Saturday, November 15, 2014

SE8R01 2.4Ghz wireless modules

I recently purchased what were advertised as nRF24l01+ modules.  The modules don't have any silk screen marking the pinout, so the first problem was figuring it out.  After a bit of searching I found the pinout for nRF SMD modules, which is the same as the modules with the 8-pin connector except Vcc and Gnd is swapped:

  1. Vcc (1.8-3.6V)
  2. Gnd
  3. CE
  4. CSN
  5. SCK
  6. MOSI
  7. MISO
  8. IRQ
The next problem was coming up with a way to hook them up to a breadboard.  The castellated pads use a half-pitch (1.27mm) spacing, so you can't solder on standard pin headers and plug the module into a breadboard.  My solution was to solder 24AWG wire from an ethernet cable to the castellations, and in turn plug those wires into a breadboard.

My initial testing of these modules indicated they did not use Nordic nRF24l01+ chips, or chips that are compatible such as the Beken BK2423 or the SiLabs Si24R1.  The most obvious indication that these are not nRF modules iss that the default pipe0 address (register 0A) is 46 20 88 41 70 instead of E7 E7 E7 E7 E7.  They also respond to the bank switch command (0x50, 0x53), which is not supported by the Nordic chip.  I sent a message to the vendor asking for a data sheet, and while I waited I tried to figure out what chip the modules use.

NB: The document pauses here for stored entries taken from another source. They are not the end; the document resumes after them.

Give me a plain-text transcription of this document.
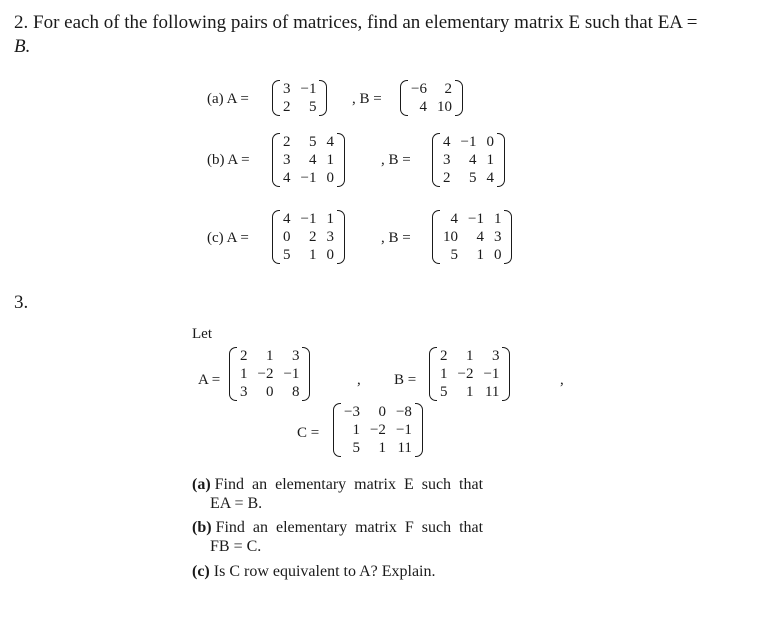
2. For each of the following pairs of matrices, find an elementary matrix E such that EA =
B.
(a) A =
3	−1
2	5 , B =
−6	2
4	10
(b) A =
2	5	4
3	4	1
4	−1	0
, B =
4	−1	0
3	4	1
2	5	4
(c) A =
4	−1	1
0	2	3
5	1	0
, B =
4	−1	1
10	4	3
5	1	0
3.
Let
A =
2	1	3
1	−2	−1
3	0	8
, B =
2	1	3
1	−2	−1
5	1	11
,
C =
−3	0	−8
1	−2	−1
5	1	11
(a) Find  an  elementary  matrix  E  such  that
EA = B.
(b) Find  an  elementary  matrix  F  such  that
FB = C.
(c) Is C row equivalent to A? Explain.
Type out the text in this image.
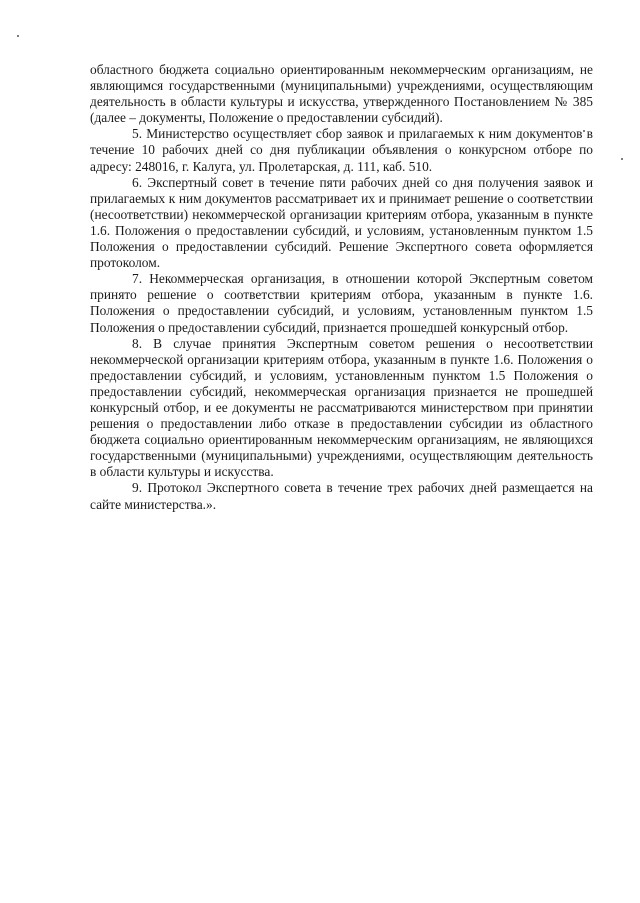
областного бюджета социально ориентированным некоммерческим организациям, не являющимся государственными (муниципальными) учреждениями, осуществляющим деятельность в области культуры и искусства, утвержденного Постановлением № 385 (далее – документы, Положение о предоставлении субсидий).

5. Министерство осуществляет сбор заявок и прилагаемых к ним документов в течение 10 рабочих дней со дня публикации объявления о конкурсном отборе по адресу: 248016, г. Калуга, ул. Пролетарская, д. 111, каб. 510.

6. Экспертный совет в течение пяти рабочих дней со дня получения заявок и прилагаемых к ним документов рассматривает их и принимает решение о соответствии (несоответствии) некоммерческой организации критериям отбора, указанным в пункте 1.6. Положения о предоставлении субсидий, и условиям, установленным пунктом 1.5 Положения о предоставлении субсидий. Решение Экспертного совета оформляется протоколом.

7. Некоммерческая организация, в отношении которой Экспертным советом принято решение о соответствии критериям отбора, указанным в пункте 1.6. Положения о предоставлении субсидий, и условиям, установленным пунктом 1.5 Положения о предоставлении субсидий, признается прошедшей конкурсный отбор.

8. В случае принятия Экспертным советом решения о несоответствии некоммерческой организации критериям отбора, указанным в пункте 1.6. Положения о предоставлении субсидий, и условиям, установленным пунктом 1.5 Положения о предоставлении субсидий, некоммерческая организация признается не прошедшей конкурсный отбор, и ее документы не рассматриваются министерством при принятии решения о предоставлении либо отказе в предоставлении субсидии из областного бюджета социально ориентированным некоммерческим организациям, не являющихся государственными (муниципальными) учреждениями, осуществляющим деятельность в области культуры и искусства.

9. Протокол Экспертного совета в течение трех рабочих дней размещается на сайте министерства.».
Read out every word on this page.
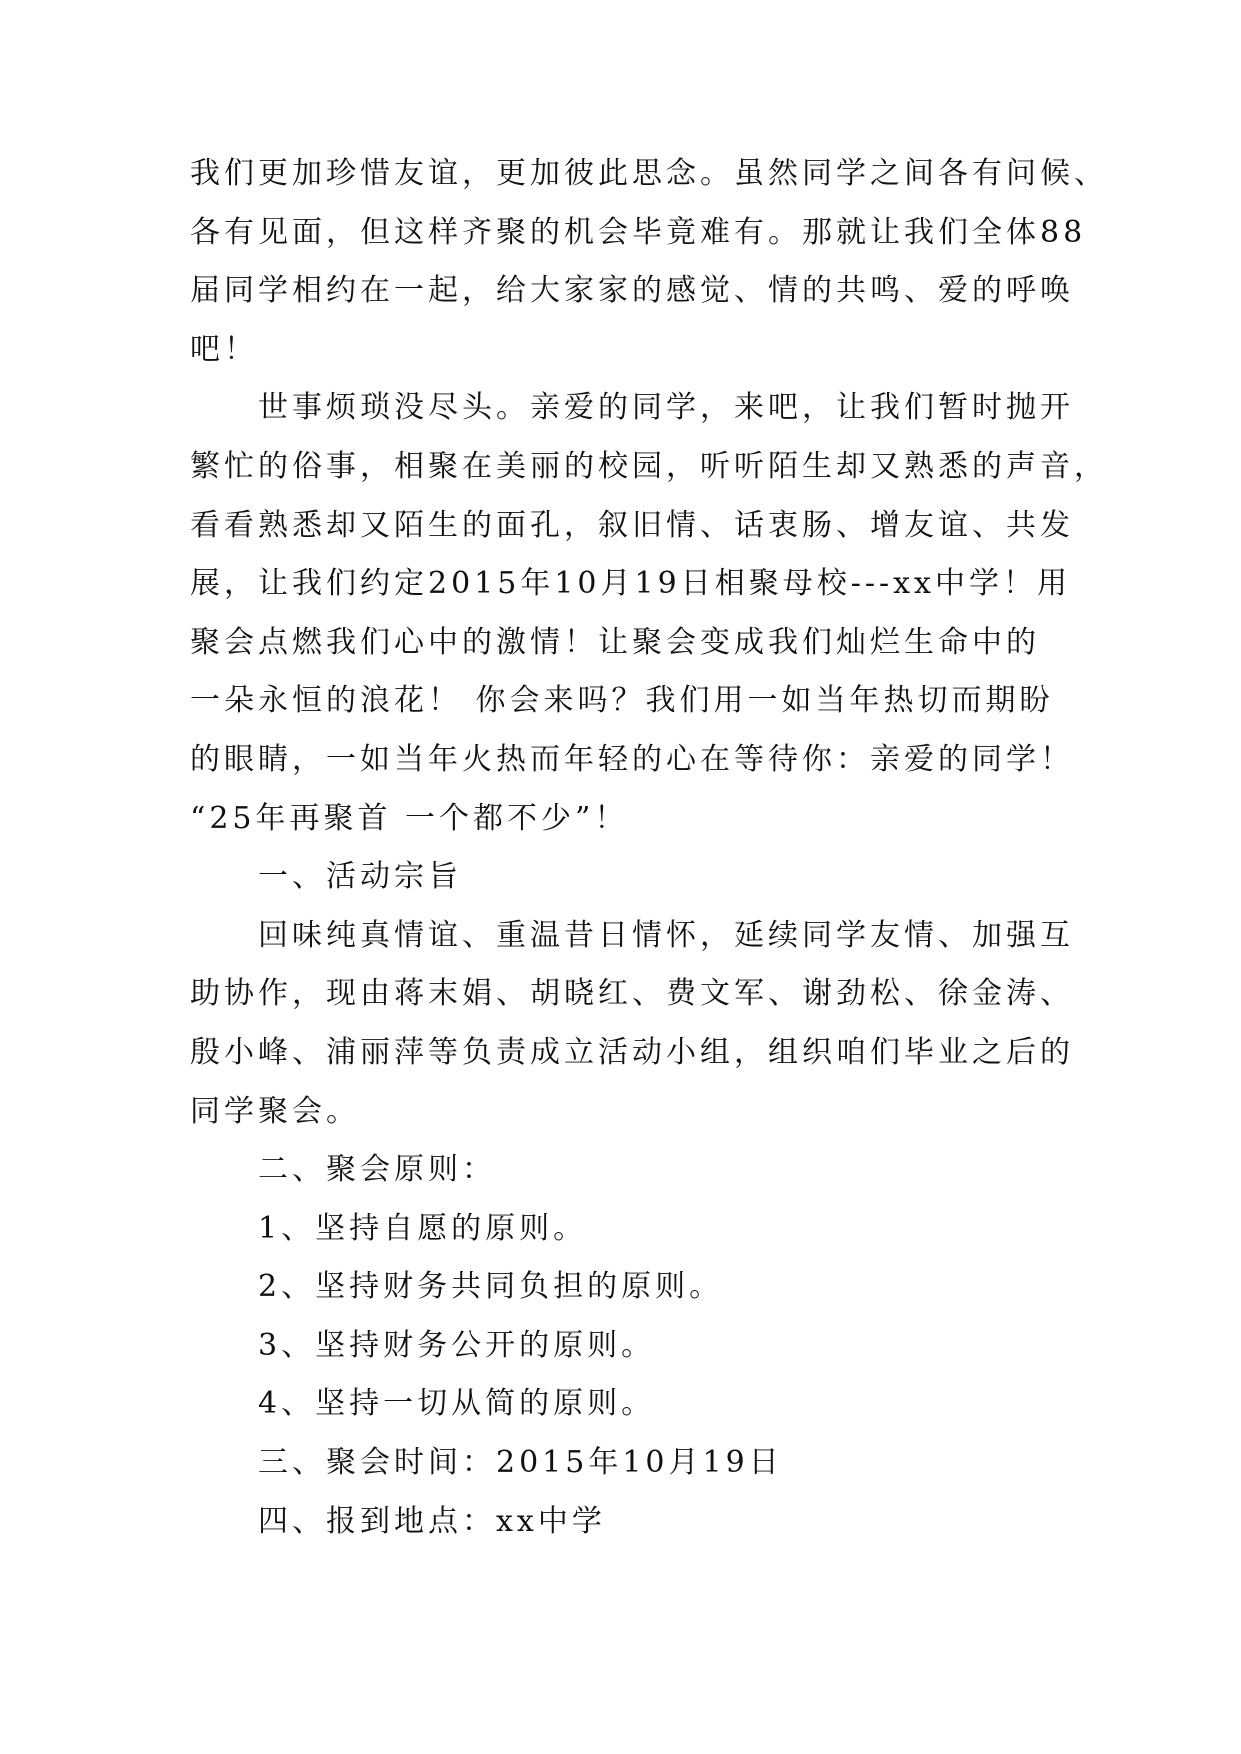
我们更加珍惜友谊，更加彼此思念。虽然同学之间各有问候、
各有见面，但这样齐聚的机会毕竟难有。那就让我们全体88
届同学相约在一起，给大家家的感觉、情的共鸣、爱的呼唤
吧！

世事烦琐没尽头。亲爱的同学，来吧，让我们暂时抛开
繁忙的俗事，相聚在美丽的校园，听听陌生却又熟悉的声音，
看看熟悉却又陌生的面孔，叙旧情、话衷肠、增友谊、共发
展，让我们约定2015年10月19日相聚母校---xx中学！用
聚会点燃我们心中的激情！让聚会变成我们灿烂生命中的
一朵永恒的浪花！ 你会来吗？我们用一如当年热切而期盼
的眼睛，一如当年火热而年轻的心在等待你：亲爱的同学！
“25年再聚首 一个都不少”！

一、活动宗旨

回味纯真情谊、重温昔日情怀，延续同学友情、加强互
助协作，现由蒋末娟、胡晓红、费文军、谢劲松、徐金涛、
殷小峰、浦丽萍等负责成立活动小组，组织咱们毕业之后的
同学聚会。

二、聚会原则：

1、坚持自愿的原则。

2、坚持财务共同负担的原则。

3、坚持财务公开的原则。

4、坚持一切从简的原则。

三、聚会时间：2015年10月19日

四、报到地点：xx中学
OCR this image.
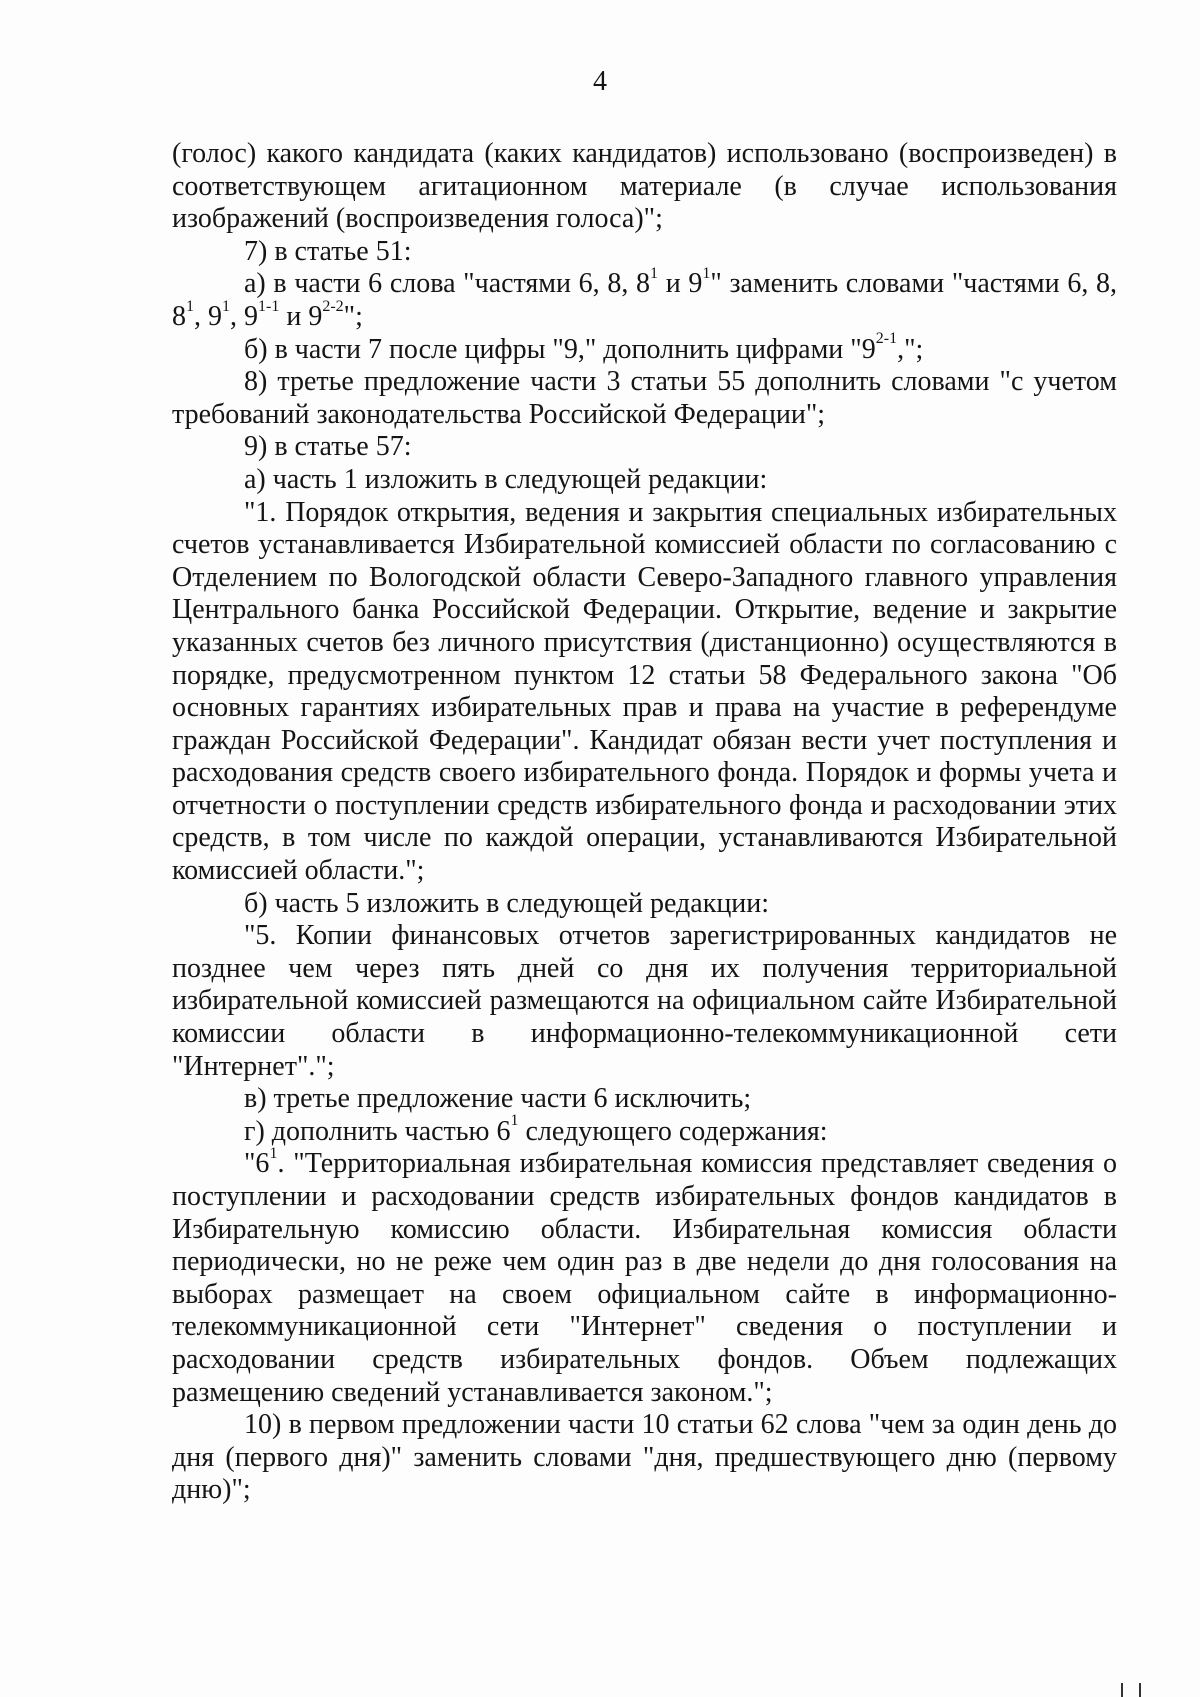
4

(голос) какого кандидата (каких кандидатов) использовано (воспроизведен) в соответствующем агитационном материале (в случае использования изображений (воспроизведения голоса)";

7) в статье 51:

а) в части 6 слова "частями 6, 8, $8^1$ и $9^1$" заменить словами "частями 6, 8, $8^1$, $9^1$, 9$^{1-1}$ и 9$^{2-2}$";

б) в части 7 после цифры "9," дополнить цифрами "9$^{2-1}$,";

8) третье предложение части 3 статьи 55 дополнить словами "с учетом требований законодательства Российской Федерации";

9) в статье 57:

а) часть 1 изложить в следующей редакции:

"1. Порядок открытия, ведения и закрытия специальных избирательных счетов устанавливается Избирательной комиссией области по согласованию с Отделением по Вологодской области Северо-Западного главного управления Центрального банка Российской Федерации. Открытие, ведение и закрытие указанных счетов без личного присутствия (дистанционно) осуществляются в порядке, предусмотренном пунктом 12 статьи 58 Федерального закона "Об основных гарантиях избирательных прав и права на участие в референдуме граждан Российской Федерации". Кандидат обязан вести учет поступления и расходования средств своего избирательного фонда. Порядок и формы учета и отчетности о поступлении средств избирательного фонда и расходовании этих средств, в том числе по каждой операции, устанавливаются Избирательной комиссией области.";

б) часть 5 изложить в следующей редакции:

"5. Копии финансовых отчетов зарегистрированных кандидатов не позднее чем через пять дней со дня их получения территориальной избирательной комиссией размещаются на официальном сайте Избирательной комиссии области в информационно-телекоммуникационной сети "Интернет".";

в) третье предложение части 6 исключить;

г) дополнить частью $6^1$ следующего содержания:

"$6^1$. "Территориальная избирательная комиссия представляет сведения о поступлении и расходовании средств избирательных фондов кандидатов в Избирательную комиссию области. Избирательная комиссия области периодически, но не реже чем один раз в две недели до дня голосования на выборах размещает на своем официальном сайте в информационно-телекоммуникационной сети "Интернет" сведения о поступлении и расходовании средств избирательных фондов. Объем подлежащих размещению сведений устанавливается законом.";

10) в первом предложении части 10 статьи 62 слова "чем за один день до дня (первого дня)" заменить словами "дня, предшествующего дню (первому дню)";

Besides Beken and SiLabs, Hoperf makes a compatible module called the RFM70.  The RFM70 modules have a pinout that starts with Gnd, and they have the same default pipe0 address as the nRF.  The only other chip I could find that is similar to the nRF24l01 was the NST LT8900 or LT8901.  The datasheets for the NST chips didn't match with the register values from my modules.

Surprisingly, less than 24 hours after messaging the seller, I received an attachment containing a datasheet for the Semitek SE8R01.  My initial thought that these would inter-operate with nRF modules simply by changing the pipe0 address was disrupted by the discovery that these modules use a slightly different packet format.  Section 7.3 of the datasheet shows a 2-byte guard after the address field, just like bluetooth EDR uses where it switches from GFSK to DPSK.

If these modules use DPSK after the guard byte, then there is no way they will communicate with genuine nRF modules.  Another less significant source of incompatibility is that these modules don't have a 250kbps mode; instead it has a 500kbps mode along with the 1 and 2-mbps modes.  The 250kbps mode on the nRF24l01+ modules is good for extended range, since it has 9 dBm better sensitivity than 1mbps (-94 vs -85 dBm).  The SE8R01 datasheet indicates -86 dBm sensitivity at both 1mbps and 500kbps, so there would seem to be little reason to use the 500kbps mode.

One benefit to these modules is that they have a received power report in register 09, something the nRF modules don't have.  Although the datasheet documents the bank switch command, and how the currently active bank is reported in the status register 0E, there is no documentation of the bank 1 registers.

I also tested the modules to see if they will support packet sizes over 32 bytes.  The chip seems to accept a payload length of up to 255 bytes, but the read Rx payload command only gives 32 bytes before looping back and repeating the first byte in the payload.

Power

The SE8R01 supports up to 4 dBm of output power, which should allow for better range than the nRF chip which tops out at 0 dBm.  To set the output power to 4 dBm, section 6.5 of the datasheet says to set PA_PWR[3:0] in the RF_SETUP register to 1111.  Power consumption for the Semitek chip at 0 dBm output power is 18.5mA - much worse than the 11.3mA consumed by the nRF chip at 0 dBm output.  The higher power consumption will make it much harder to power these modules with a CR2032 coin cell, since many cheap coin cells start dropping voltage when current output passes 10mA.

Conclusion

At a price of $6 for 10, the SE8R01 modules are 25% cheaper than nRF24l01+ modules selling for $8 for 10.  With nothing more than a couple minor tweaks, they can be controlled using existing nRF24l01 code libraries.  They do not inter-operate with nRF modules, and consume significantly more power, and likely have no better range than is available using the nRF 250kbps mode.  So while the lower price may make them attractive to a volume manufacturer, as a hacker I prefer to stick with the genuine nRF modules.